Langkah ini, seperti dilansir dari Kompas.com, dilatarbelakangi oleh beberapa faktor.
Pertama, Indonesia terjebak dalam Konfrontasi dengan Malaysia, membutuhkan bantuan militer dan logistik dari negara lain.
Kedua, sebagai negara yang baru merdeka, Indonesia membutuhkan modal asing untuk pembangunan.
Kerjasama dengan Tiongkok, negara komunis, dianggap sebagai solusi pragmatis oleh Soekarno.
Ia ingin menjadikan Indonesia sebagai negara besar dan terhormat di mata dunia.
Namun, pilihannya menjalin hubungan erat dengan negara komunis menuai kritik dan dianggap sebagai penyimpangan politik luar negeri.
Penyimpangan Kebijakan Politik Luar Negeri Lainnya pada Era Demokrasi Terpimpin
Selain terbentuknya Poros Jakarta-Peking, pada masa Demokrasi Terpimpin juga terjadi penyimpangan kebijakan politik luar negeri lain, yaitu:
- Proyek Mercusuar: Ambisi Besar dengan Konsekuensi Berat
Dimulai saat Indonesia menjadi tuan rumah Asian Games 1962, Presiden Soekarno terobsesi menunjukkan kemegahan bangsa di mata dunia.
Melalui Proyek Mercusuar, ia membangun enam proyek monumental: Stadion Gelora Bung Karno, Hotel Indonesia, Jembatan Semanggi, Monumen Selamat Datang, Monas, dan Gedung DPR/MPR.
Namun, ambisi besar ini berujung pada konsekuensi serius. Beban anggaran melonjak drastis, memicu krisis ekonomi yang berkepanjangan.
Proyek Mercusuar menjadi simbol ambisi dan megalomania Soekarno, sekaligus pengingat akan konsekuensi fatal dari perencanaan yang kurang matang.
- Konfrontasi Indonesia-Malaysia: Perebutan Teritorial Berdarah
Sengketa wilayah terkait penggabungan Sabah, Brunie, dan Sarawak memicu Konfrontasi Indonesia-Malaysia (1962-1966).

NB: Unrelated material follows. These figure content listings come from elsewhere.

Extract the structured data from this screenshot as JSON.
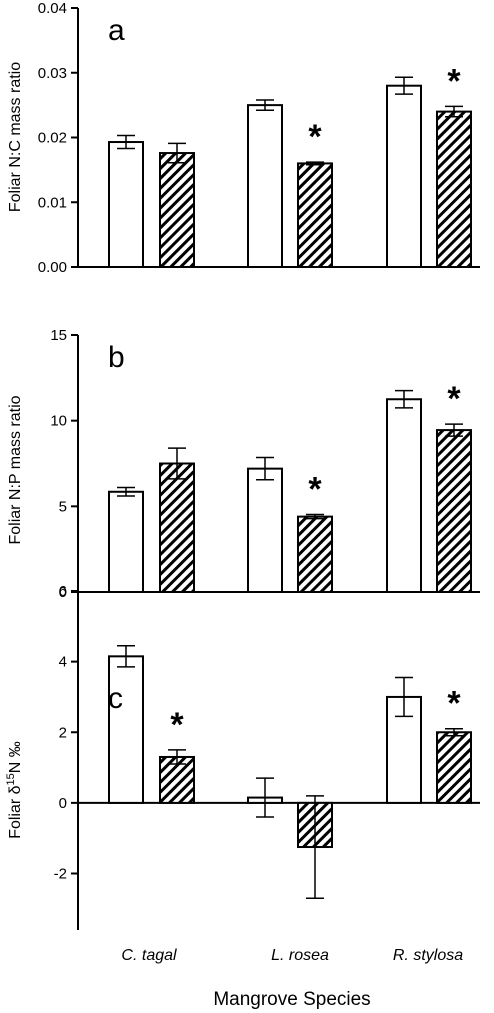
{
  "chart_data": [
    {
      "type": "bar",
      "panel_label": "a",
      "categories": [
        "C. tagal",
        "L. rosea",
        "R. stylosa"
      ],
      "ylabel": "Foliar N:C mass ratio",
      "ylim": [
        0,
        0.04
      ],
      "yticks": [
        "0.00",
        "0.01",
        "0.02",
        "0.03",
        "0.04"
      ],
      "series": [
        {
          "values": [
            0.0193,
            0.025,
            0.028
          ],
          "errors": [
            0.001,
            0.0008,
            0.0013
          ],
          "fill": "white"
        },
        {
          "values": [
            0.0176,
            0.016,
            0.024
          ],
          "errors": [
            0.0015,
            0.0002,
            0.0008
          ],
          "fill": "hatched"
        }
      ],
      "significance": [
        "",
        "*",
        "*"
      ]
    },
    {
      "type": "bar",
      "panel_label": "b",
      "categories": [
        "C. tagal",
        "L. rosea",
        "R. stylosa"
      ],
      "ylabel": "Foliar N:P mass ratio",
      "ylim": [
        0,
        15
      ],
      "yticks": [
        "0",
        "5",
        "10",
        "15"
      ],
      "series": [
        {
          "values": [
            5.85,
            7.2,
            11.25
          ],
          "errors": [
            0.25,
            0.65,
            0.5
          ],
          "fill": "white"
        },
        {
          "values": [
            7.5,
            4.4,
            9.45
          ],
          "errors": [
            0.9,
            0.12,
            0.35
          ],
          "fill": "hatched"
        }
      ],
      "significance": [
        "",
        "*",
        "*"
      ]
    },
    {
      "type": "bar",
      "panel_label": "c",
      "categories": [
        "C. tagal",
        "L. rosea",
        "R. stylosa"
      ],
      "ylabel_parts": [
        "Foliar δ",
        "15",
        "N ‰"
      ],
      "ylim": [
        -3.6,
        6
      ],
      "yticks": [
        "-2",
        "0",
        "2",
        "4",
        "6"
      ],
      "series": [
        {
          "values": [
            4.15,
            0.15,
            3.0
          ],
          "errors": [
            0.3,
            0.55,
            0.55
          ],
          "fill": "white"
        },
        {
          "values": [
            1.3,
            -1.25,
            2.0
          ],
          "errors": [
            0.2,
            1.45,
            0.1
          ],
          "fill": "hatched"
        }
      ],
      "significance": [
        "*",
        "",
        "*"
      ]
    }
  ],
  "xaxis": {
    "title": "Mangrove Species",
    "categories": [
      "C. tagal",
      "L. rosea",
      "R. stylosa"
    ]
  },
  "colors": {
    "bar_fill_open": "#ffffff",
    "stroke": "#000000"
  }
}
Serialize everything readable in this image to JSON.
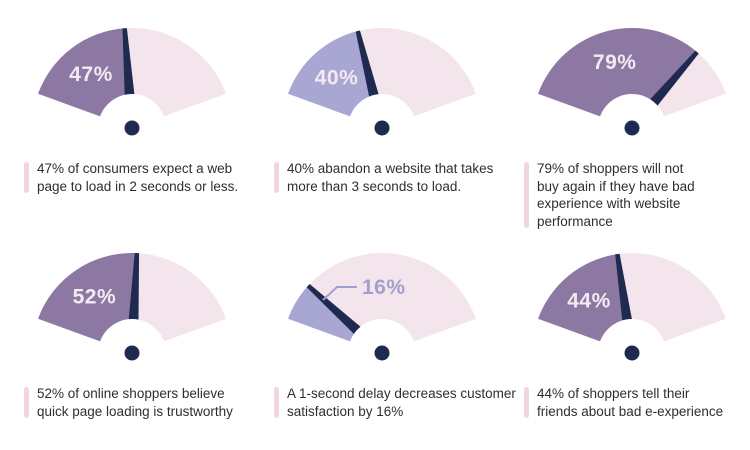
{
  "page": {
    "background": "#ffffff",
    "description": "Website performance statistics gauge infographic"
  },
  "theme": {
    "purple": "#8d77a3",
    "periwinkle": "#a8a6d2",
    "track_pink": "#f4e5ec",
    "navy": "#1f2a50",
    "inside_label_color": "#f4eaf1",
    "outside_label_color": "#a29fce",
    "caption_text_color": "#2e2d35",
    "caption_bar_color": "#f1d6e0"
  },
  "chart_data": [
    {
      "type": "gauge",
      "value": 47,
      "label": "47%",
      "fill": "purple",
      "label_position": "inside",
      "caption": "47% of consumers expect a web\npage to load in 2 seconds or less."
    },
    {
      "type": "gauge",
      "value": 40,
      "label": "40%",
      "fill": "periwinkle",
      "label_position": "inside",
      "caption": "40% abandon a website that takes\nmore than 3 seconds to load."
    },
    {
      "type": "gauge",
      "value": 79,
      "label": "79%",
      "fill": "purple",
      "label_position": "inside",
      "caption": "79% of shoppers will not\nbuy again if they have bad\nexperience with website\nperformance"
    },
    {
      "type": "gauge",
      "value": 52,
      "label": "52%",
      "fill": "purple",
      "label_position": "inside",
      "caption": "52% of online shoppers believe\nquick page loading is trustworthy"
    },
    {
      "type": "gauge",
      "value": 16,
      "label": "16%",
      "fill": "periwinkle",
      "label_position": "outside-callout",
      "caption": "A 1-second delay decreases customer\nsatisfaction by 16%"
    },
    {
      "type": "gauge",
      "value": 44,
      "label": "44%",
      "fill": "purple",
      "label_position": "inside",
      "caption": "44% of shoppers tell their\nfriends about bad e-experience"
    }
  ]
}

Diplomasi dan perundingan tak menemui titik temu, memicu ketegangan dan pertempuran di perbatasan.
Pada 1963, Konferensi Tingkat Menteri Luar Negeri di Manila menawarkan solusi referendum, namun Malaysia melanggar kesepakatan.
Kemarahan meledak, dan Soekarno meluncurkan Dwikora (1964) untuk “ganyang Malaysia”. Konfrontasi ini menelan korban jiwa dan memperparah krisis ekonomi.
- Dwikora dan Ganyang Malaysia: Ambisi Ekspansionis yang Gagal
Perintah Dwi Komando Rakyat (Dwikora) pada 3 Mei 1964 menjadi puncak ketegangan. Dilandasi semangat revolusi dan anti-imperialisme, Soekarno menginstruksikan rakyat untuk:
* Mempertinggi ketahanan Revolusi Indonesia
* Membantu perjuangan rakyat Malaya, Singapura, Sarawak, dan Sabah
* Melumpuhkan Malaysia
Operasi militer dilancarkan, namun ambisi “ganyang Malaysia” tak kunjung tercapai. Konfrontasi ini justru menguras sumber daya dan memperparah situasi internal Indonesia.
- Keluar dari PBB: Memutuskan Diri dari Pergaulan Internasional
Kekecewaan terhadap PBB yang menerima Malaysia sebagai anggota Dewan Keamanan memicu keputusan kontroversial Soekarno. Dalam pidatonya “Membangun Dunia Kembali” (1965), ia menyatakan Indonesia keluar dari PBB.
Keputusan ini semakin mengisolasi Indonesia dari komunitas internasional. Dampaknya sangat merugikan, menghambat kerjasama dan akses terhadap bantuan internasional.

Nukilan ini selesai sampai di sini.